YSN faculty member Robin Whittemore PhD, APRN, FAAN felt drawn to the culture of Mexico early on in her first RN job in San Diego, California. She has made myriad trips since that first one many years ago, and during her recent sabbatical she combined a research focus on preventing and treating type 2 diabetes with science, global health, and technology.
Whittemore designed a scientific study for low-income adults with type 2 diabetes in Mexico City. The purpose of the study was to evaluate the feasibility and acceptability of pictorial text messages based on the evidence-based Healthy Action Process Approach (HAPA) model, which supplemented a group-based program “¡Sí, Yo Puedo Vivir Sano Con Diabetes!(Yes, I Can Live Healthy with Diabetes)!”
Operating within Mexican culture posed a challenge, because the health care system focuses more on treatment than prevention. The health literacy rate is fairly low in adults with low socioeconomic status, and the diabetes mortality rate nearly doubled from 2000 to 2012. By the time diabetes is diagnosed, the cases are more advanced and more complex, and the news can feel like a death sentence.
The ¡Sí, Yo Puedo Vivir Sano Con Diabetes!program consisted of seven weekly group sessions at Seguro Popular clinics in Mexico and daily text messages for six months. Participants cheered each other’s successes in the group setting, which also fostered a sense of empowerment and independence. Graphic artist Allison Conway created positive, motivating images for the daily texts, which included reminders and goal-setting prompts.
“People loved the text messages!” Whittemore said. Participants felt seen and cared about with their daily reminders and expressed more motivation for day-to-day aspects of diabetes self-management when paired with playful, accessible encouragement. “[The texts] gave me a lot of encouragement to take care of me,” one patient said. “They helped me realize that I have to take care of and love myself.”
“I thought more positively,” one participant said of the text messages. “They reminded me that you can live long and healthy.”
Another participant echoed this sentiment. “They helped me change the negative ideas I had about diabetes.”
Not everyone had access to a smart phone, so Whittemore also provided hard copy booklets of the 180 text messages to the participants. In a pilot study funded by the National Institute of Nursing Research (NR015856), participants in the ¡Sí, Yo Puedo Vivir Sano Con Diabetes!program showed significant improvement in self-management, diabetes self-efficacy, and metabolic control compared to a wait-list control group.

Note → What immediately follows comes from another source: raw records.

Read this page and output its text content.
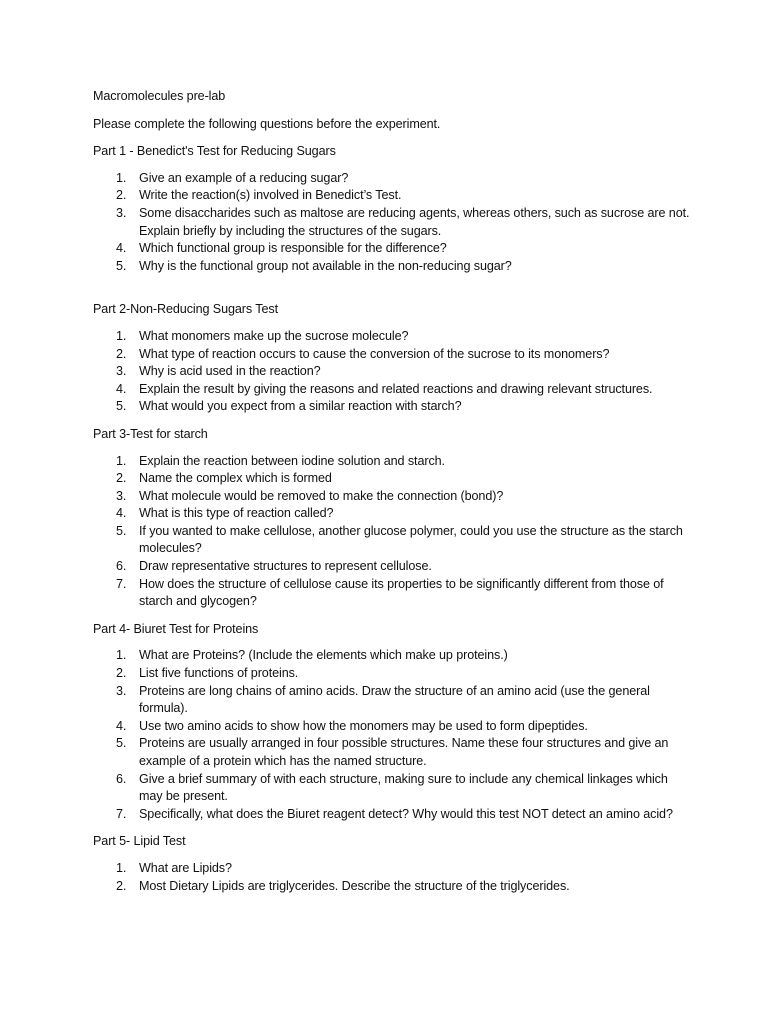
Macromolecules pre-lab

Please complete the following questions before the experiment.

Part 1 - Benedict's Test for Reducing Sugars

1. Give an example of a reducing sugar?
2. Write the reaction(s) involved in Benedict’s Test.
3. Some disaccharides such as maltose are reducing agents, whereas others, such as sucrose are not. Explain briefly by including the structures of the sugars.
4. Which functional group is responsible for the difference?
5. Why is the functional group not available in the non-reducing sugar?

Part 2-Non-Reducing Sugars Test

1. What monomers make up the sucrose molecule?
2. What type of reaction occurs to cause the conversion of the sucrose to its monomers?
3. Why is acid used in the reaction?
4. Explain the result by giving the reasons and related reactions and drawing relevant structures.
5. What would you expect from a similar reaction with starch?

Part 3-Test for starch

1. Explain the reaction between iodine solution and starch.
2. Name the complex which is formed
3. What molecule would be removed to make the connection (bond)?
4. What is this type of reaction called?
5. If you wanted to make cellulose, another glucose polymer, could you use the structure as the starch molecules?
6. Draw representative structures to represent cellulose.
7. How does the structure of cellulose cause its properties to be significantly different from those of starch and glycogen?

Part 4- Biuret Test for Proteins

1. What are Proteins? (Include the elements which make up proteins.)
2. List five functions of proteins.
3. Proteins are long chains of amino acids. Draw the structure of an amino acid (use the general formula).
4. Use two amino acids to show how the monomers may be used to form dipeptides.
5. Proteins are usually arranged in four possible structures. Name these four structures and give an example of a protein which has the named structure.
6. Give a brief summary of with each structure, making sure to include any chemical linkages which may be present.
7. Specifically, what does the Biuret reagent detect? Why would this test NOT detect an amino acid?

Part 5- Lipid Test

1. What are Lipids?
2. Most Dietary Lipids are triglycerides. Describe the structure of the triglycerides.
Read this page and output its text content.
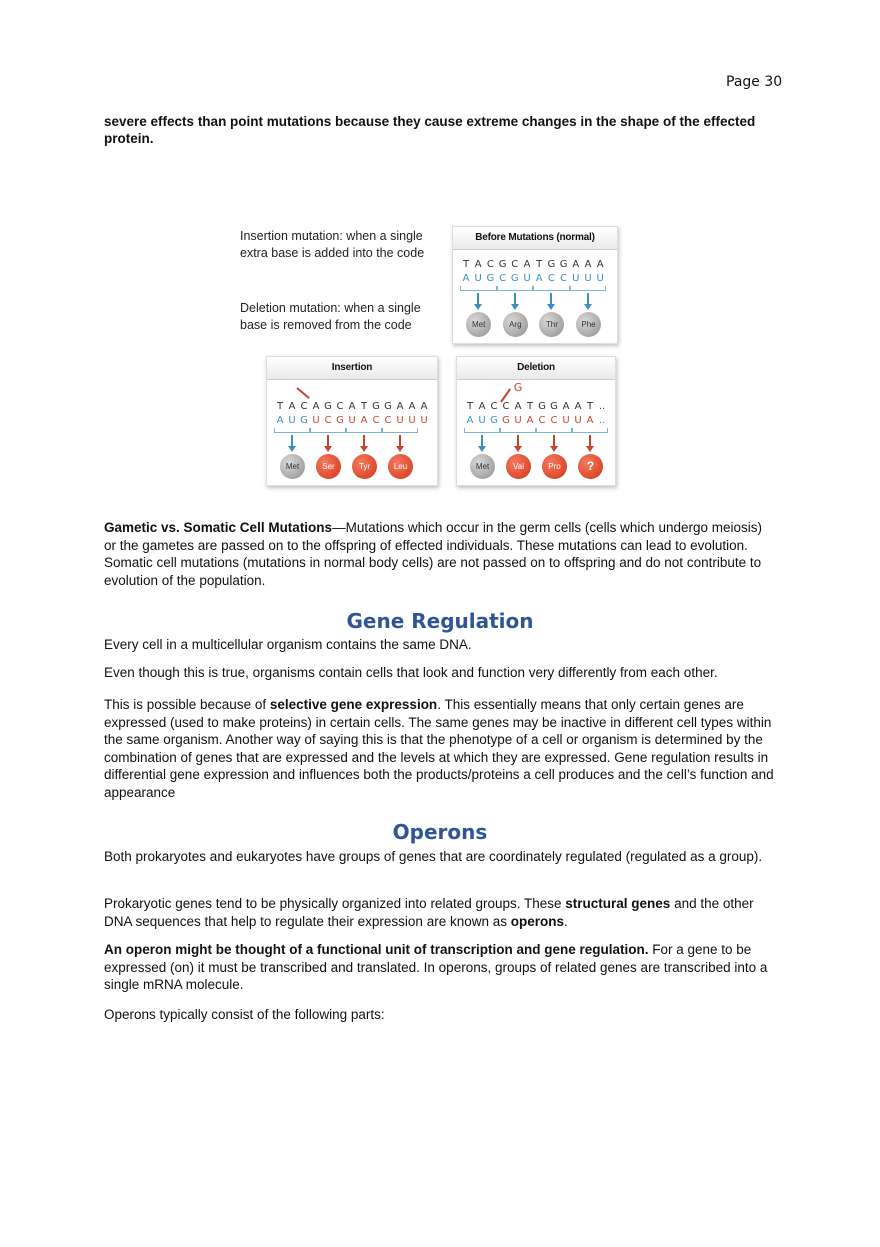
Page 30

severe effects than point mutations because they cause extreme changes in the shape of the effected protein.

Insertion mutation: when a single extra base is added into the code

Deletion mutation: when a single base is removed from the code

Before Mutations (normal)
T A C G C A T G G A A A
A U G C G U A C C U U U
Met	Arg	Thr	Phe
Insertion
T A C A G C A T G G A A A
A U G U C G U A C C U U U
Met	Ser	Tyr	Leu
Deletion
T A C C A T G G A A T ..
A U G G U A C C U U A ..
Met	Val	Pro	?
G

Gametic vs. Somatic Cell Mutations—Mutations which occur in the germ cells (cells which undergo meiosis) or the gametes are passed on to the offspring of effected individuals. These mutations can lead to evolution. Somatic cell mutations (mutations in normal body cells) are not passed on to offspring and do not contribute to evolution of the population.

Gene Regulation

Every cell in a multicellular organism contains the same DNA.

Even though this is true, organisms contain cells that look and function very differently from each other.

This is possible because of selective gene expression. This essentially means that only certain genes are expressed (used to make proteins) in certain cells. The same genes may be inactive in different cell types within the same organism. Another way of saying this is that the phenotype of a cell or organism is determined by the combination of genes that are expressed and the levels at which they are expressed. Gene regulation results in differential gene expression and influences both the products/proteins a cell produces and the cell’s function and appearance

Operons

Both prokaryotes and eukaryotes have groups of genes that are coordinately regulated (regulated as a group).

Prokaryotic genes tend to be physically organized into related groups. These structural genes and the other DNA sequences that help to regulate their expression are known as operons.

An operon might be thought of a functional unit of transcription and gene regulation. For a gene to be expressed (on) it must be transcribed and translated. In operons, groups of related genes are transcribed into a single mRNA molecule.

Operons typically consist of the following parts:
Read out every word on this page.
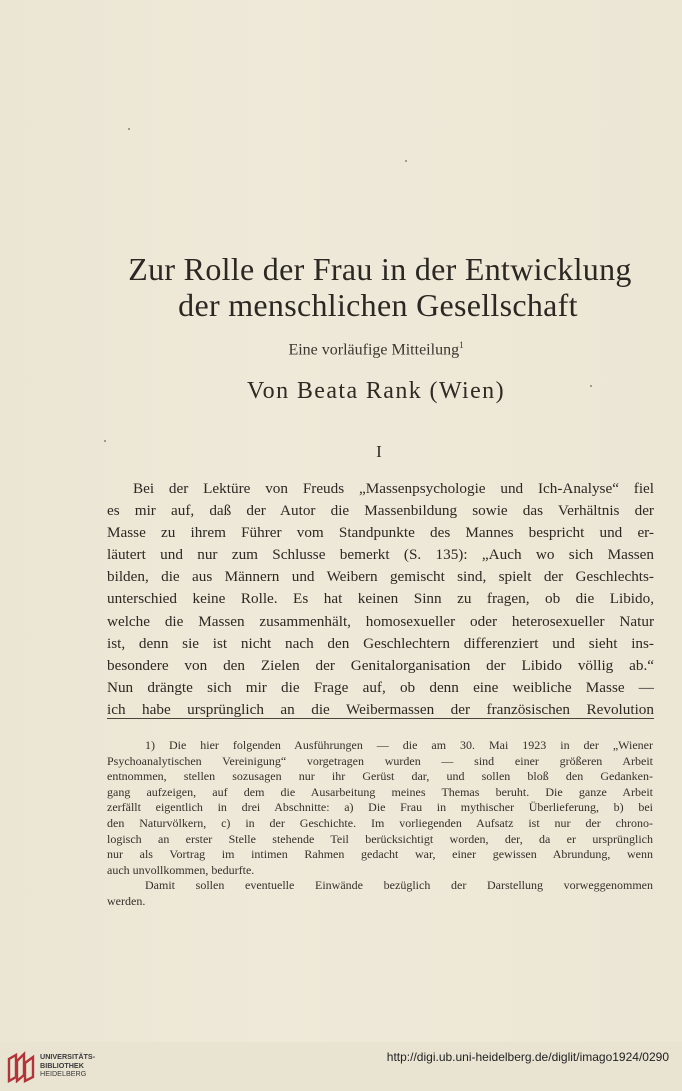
Zur Rolle der Frau in der Entwicklung
der menschlichen Gesellschaft
Eine vorläufige Mitteilung$^1$
Von Beata Rank (Wien)
I
Bei der Lektüre von Freuds „Massenpsychologie und Ich-Analyse“ fiel
es mir auf, daß der Autor die Massenbildung sowie das Verhältnis der
Masse zu ihrem Führer vom Standpunkte des Mannes bespricht und er-
läutert und nur zum Schlusse bemerkt (S. 135): „Auch wo sich Massen
bilden, die aus Männern und Weibern gemischt sind, spielt der Geschlechts-
unterschied keine Rolle. Es hat keinen Sinn zu fragen, ob die Libido,
welche die Massen zusammenhält, homosexueller oder heterosexueller Natur
ist, denn sie ist nicht nach den Geschlechtern differenziert und sieht ins-
besondere von den Zielen der Genitalorganisation der Libido völlig ab.“
Nun drängte sich mir die Frage auf, ob denn eine weibliche Masse —
ich habe ursprünglich an die Weibermassen der französischen Revolution
1) Die hier folgenden Ausführungen — die am 30. Mai 1923 in der „Wiener
Psychoanalytischen Vereinigung“ vorgetragen wurden — sind einer größeren Arbeit
entnommen, stellen sozusagen nur ihr Gerüst dar, und sollen bloß den Gedanken-
gang aufzeigen, auf dem die Ausarbeitung meines Themas beruht. Die ganze Arbeit
zerfällt eigentlich in drei Abschnitte: a) Die Frau in mythischer Überlieferung, b) bei
den Naturvölkern, c) in der Geschichte. Im vorliegenden Aufsatz ist nur der chrono-
logisch an erster Stelle stehende Teil berücksichtigt worden, der, da er ursprünglich
nur als Vortrag im intimen Rahmen gedacht war, einer gewissen Abrundung, wenn
auch unvollkommen, bedurfte.
Damit sollen eventuelle Einwände bezüglich der Darstellung vorweggenommen
werden.
UNIVERSITÄTS-
BIBLIOTHEK
HEIDELBERG
http://digi.ub.uni-heidelberg.de/diglit/imago1924/0290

While students at YSN, Denise Marron ’18 MSN and Rosabelle Conover ’18 MSN helped conduct interviews and analyze results, simultaneously combining their bilingual skills and global health interests.
Whittemore’s international and interprofessional team also included a partnership with Rafael Pérez-Escamilla, PhD at the Yale School of Public Health, Mireya Vila-Compte, PhD and Ana Bertha Pérez-Lizaur, MCS from Universidad Iberoamericana Ciudad de Mexico, and Ninfa Pena-Purcell, PhD, MCHES from Texas A&M AgriLife Extension Service.
Eventually, Whittemore hopes to share her scientific discoveries by disseminating this program to Latino communities in the United States. It would be one more opportunity to share her nursing research with another member of the global community.